Friday, March 23, 2007

A New Approach!



Jock Mitchell - Not a Chance in a Million

(EDITOR'S NOTE: Today I managed to get some free time so I decided to check out Hipcast.com. I'm on their 7-day trial right now, so I'll be doing a lot of experimenting to see how this works - bear with me if I make mistakes. Give me your feedback about having the preview browser, etc.)

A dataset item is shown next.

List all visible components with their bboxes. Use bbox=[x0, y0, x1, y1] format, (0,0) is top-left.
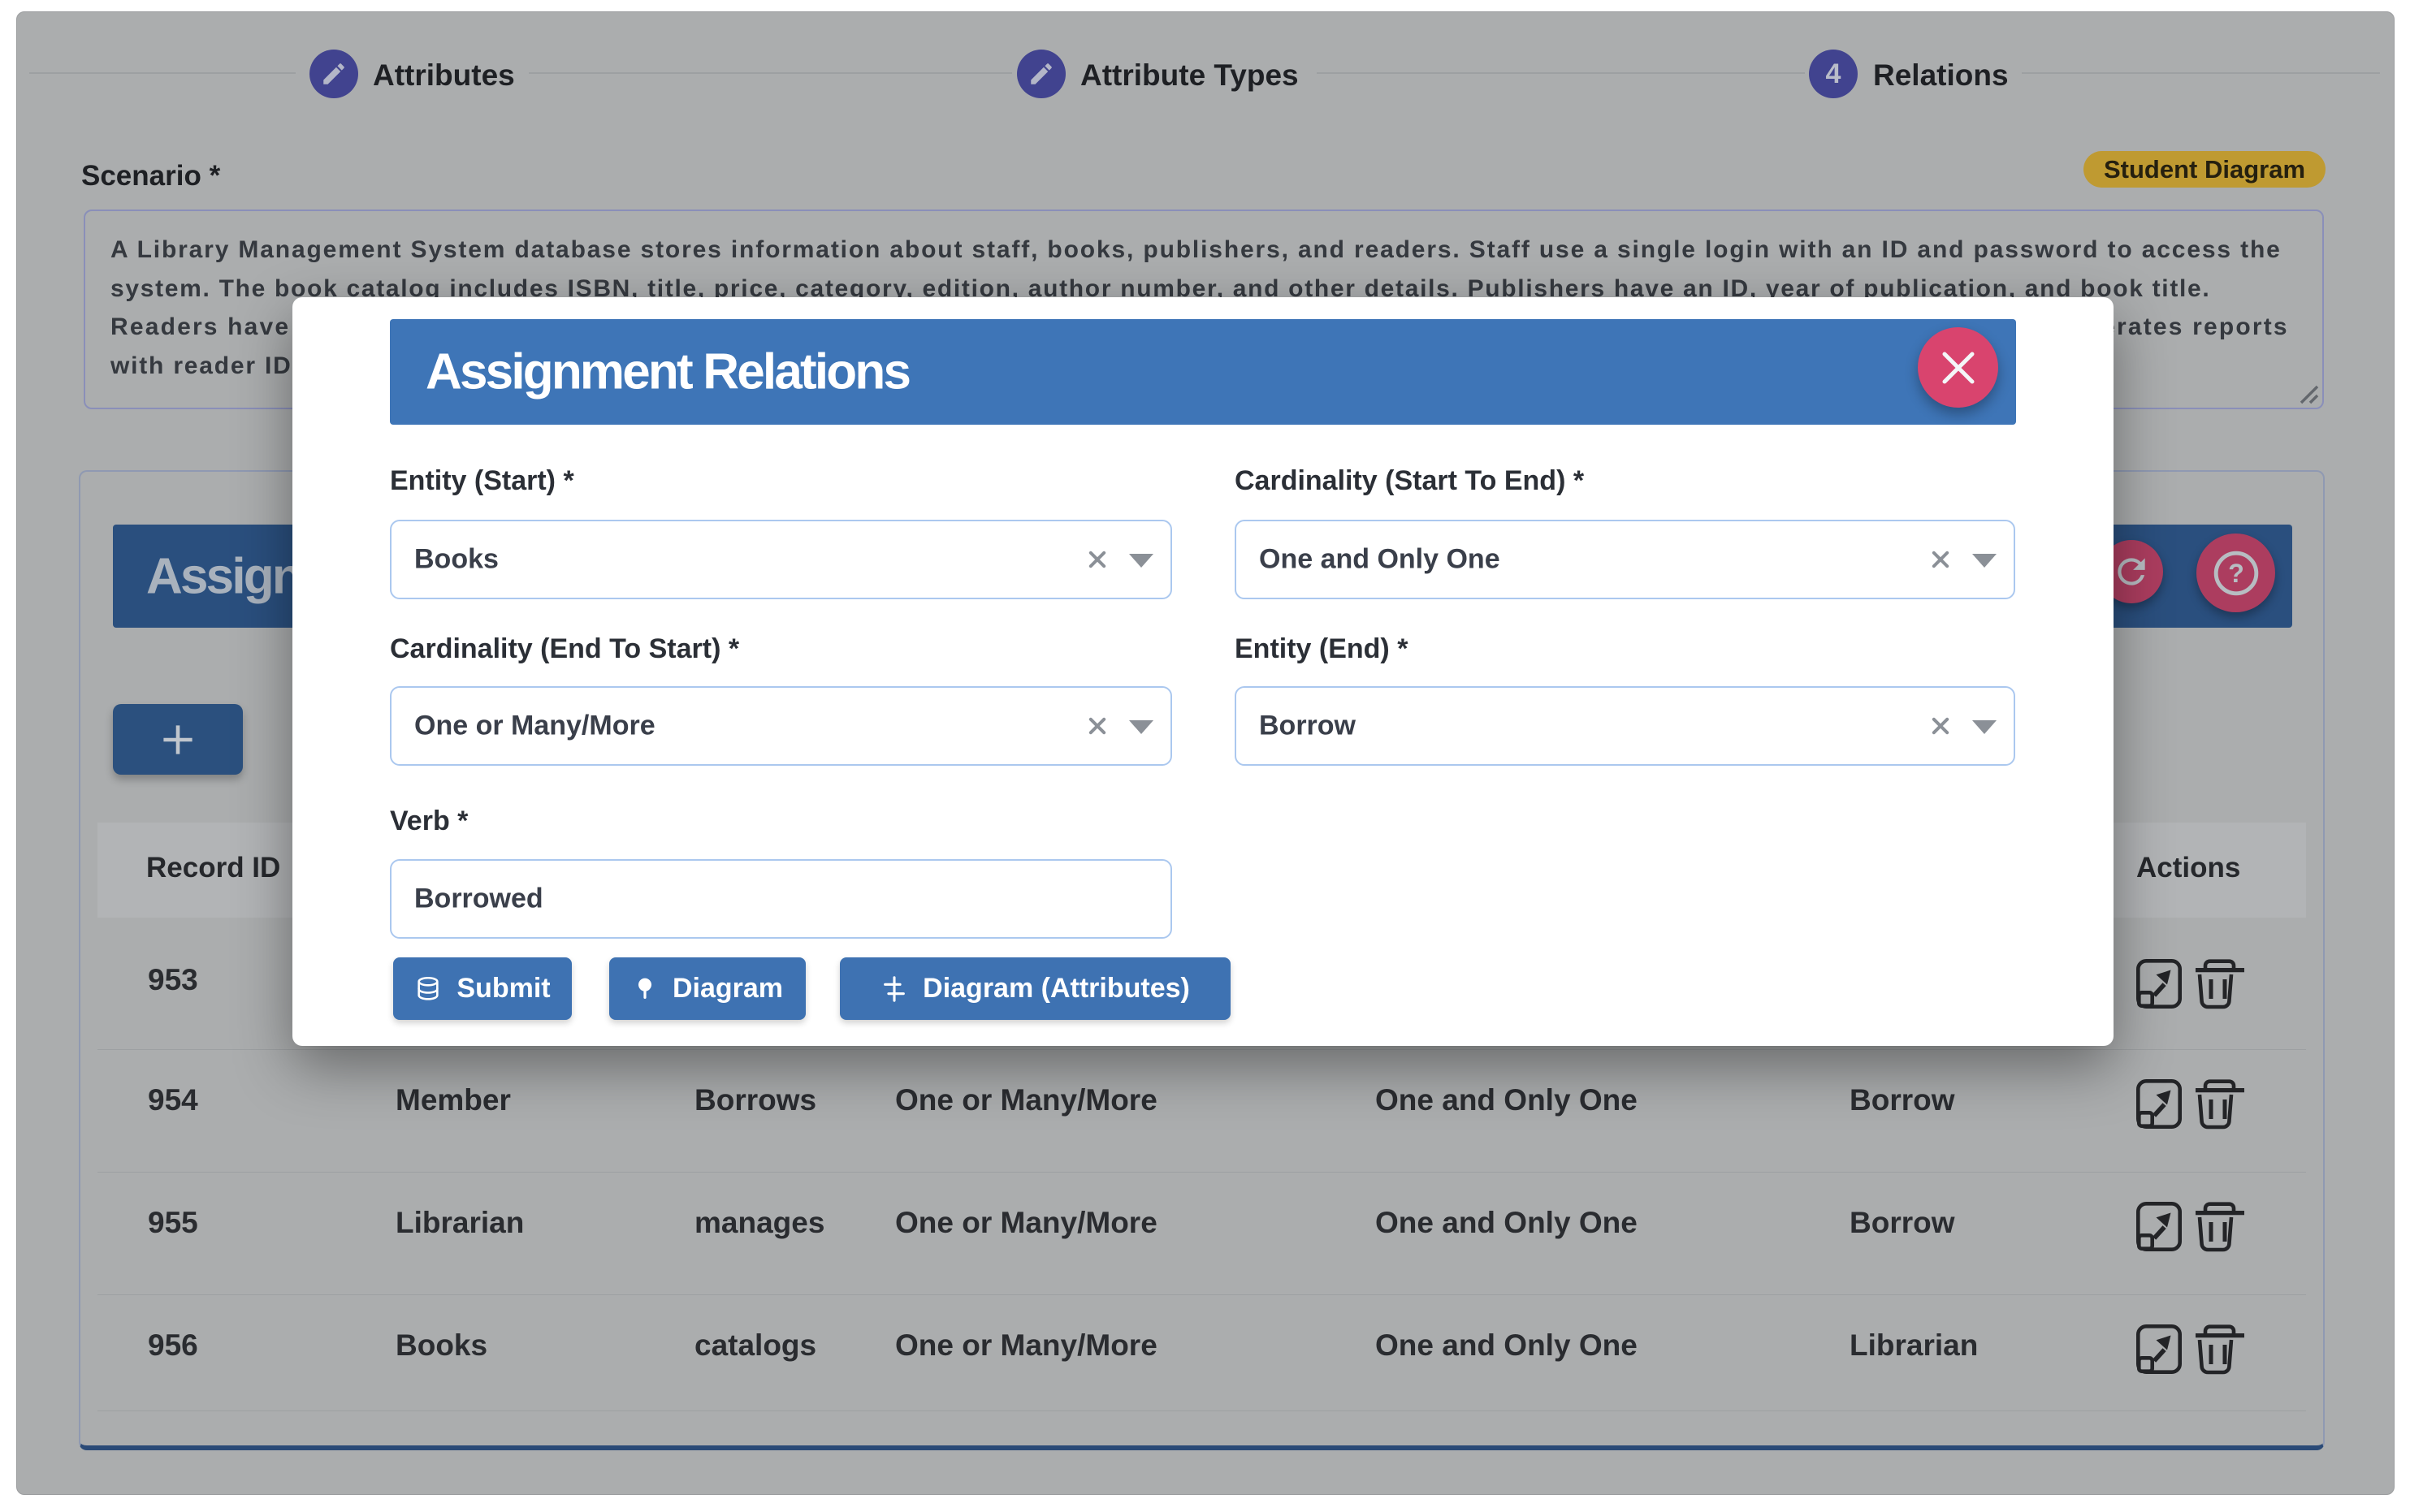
svg-text:?: ? bbox=[2228, 558, 2244, 587]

Well, it's been a very busy week for your ever-lovin' Stepfather of Soul, hence the lack of posts and link refreshing the last few days. In order to make up for the delay I've decided to make the links for Monday and Tuesday's posts valid until Wednesday of next week. Due to time issues I haven't prepared anything in honor of Luther Ingram, so instead I'll encourage you to check out Red Kelly's B-Side post, which contains a great bio and, as always, a nice piece of soul music to meditate over. The plan for this blog, should things go to plan today and tomorrow, is for the "Rhythm & Booze"-inspired Episode #16 of the podcast to go up either tonight or tomorrow and for some posts from next week to focus on the Numero Group's latest and greatest Eccentric Soul release, Twinight's Lunar Rotation, and to include some stuff by Emanuel Laskey, who is featured in the newest edition of There's That Beat.

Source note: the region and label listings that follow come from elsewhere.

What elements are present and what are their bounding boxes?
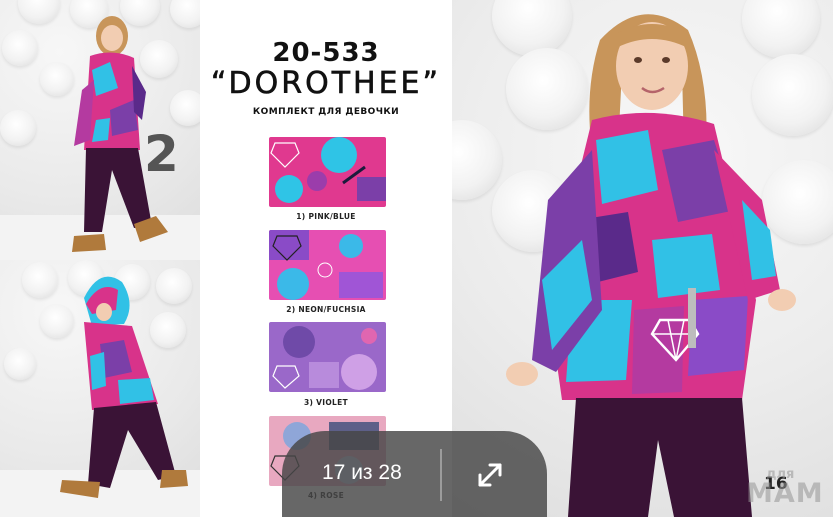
photo-girl-standing: 2 xyxy=(0,0,200,260)
swatch-label: 1) PINK/BLUE xyxy=(296,212,356,221)
photo-number-label: 2 xyxy=(144,125,179,183)
fabric-swatch-violet[interactable] xyxy=(269,322,386,392)
swatch-label: 2) NEON/FUCHSIA xyxy=(286,305,366,314)
gallery-counter: 17 из 28 xyxy=(322,461,402,484)
watermark-line2: МАМ xyxy=(746,478,824,509)
product-name: “DOROTHEE” xyxy=(210,66,442,102)
product-subtitle: КОМПЛЕКТ ДЛЯ ДЕВОЧКИ xyxy=(252,107,400,117)
fabric-swatch-neon-fuchsia[interactable] xyxy=(269,230,386,300)
girl-figure-left-bottom xyxy=(60,276,188,498)
controls-divider xyxy=(440,449,442,501)
fabric-swatch-pink-blue[interactable] xyxy=(269,137,386,207)
product-code: 20-533 xyxy=(272,38,380,68)
photo-girl-walking xyxy=(0,260,200,517)
expand-arrows-icon[interactable] xyxy=(474,459,506,491)
swatch-label: 3) VIOLET xyxy=(304,398,348,407)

For today's selection I present with no further ado the Northern Soul classic "Not a Chance in a Million" by Jock Mitchell, an Impact release from the mid-60s. It's uptown, but Mitchell's reading creeps into Jimmy Robins "preacher" mode by the end. I love it. (Check out the Dec. 2006 issue of There's That Beat for the Impact/Inferno Records story.)

4 comments:

Brian Phillips said...

1. Hipcast worked well for me; I use Firefox and I have the latest version. 2.0.0.3.

2. The Jock Mitchell side is amazing!

3. I am going to be REALLY broke after I buy some of those "There's That Beat" 'zines.

Captain Indigo

Unknown said...

A Stormer..up there in my top ten.

soulbrotha said...

Hipcast is great except for one thing:
I really wish that the artist and track name would appear on the mp3 file instead of a bunch of numbers. It would eliminate the need to manually rename the file, which is a pain.

Other than that, it's a winner.

Rob Whatman said...

I love Not A Chance In A Million! Now I have a clean copy to replace my aging cassette mixtape.

I checked out There's That Beat, and paid my subscription straight away! Can't wait for it to arrive!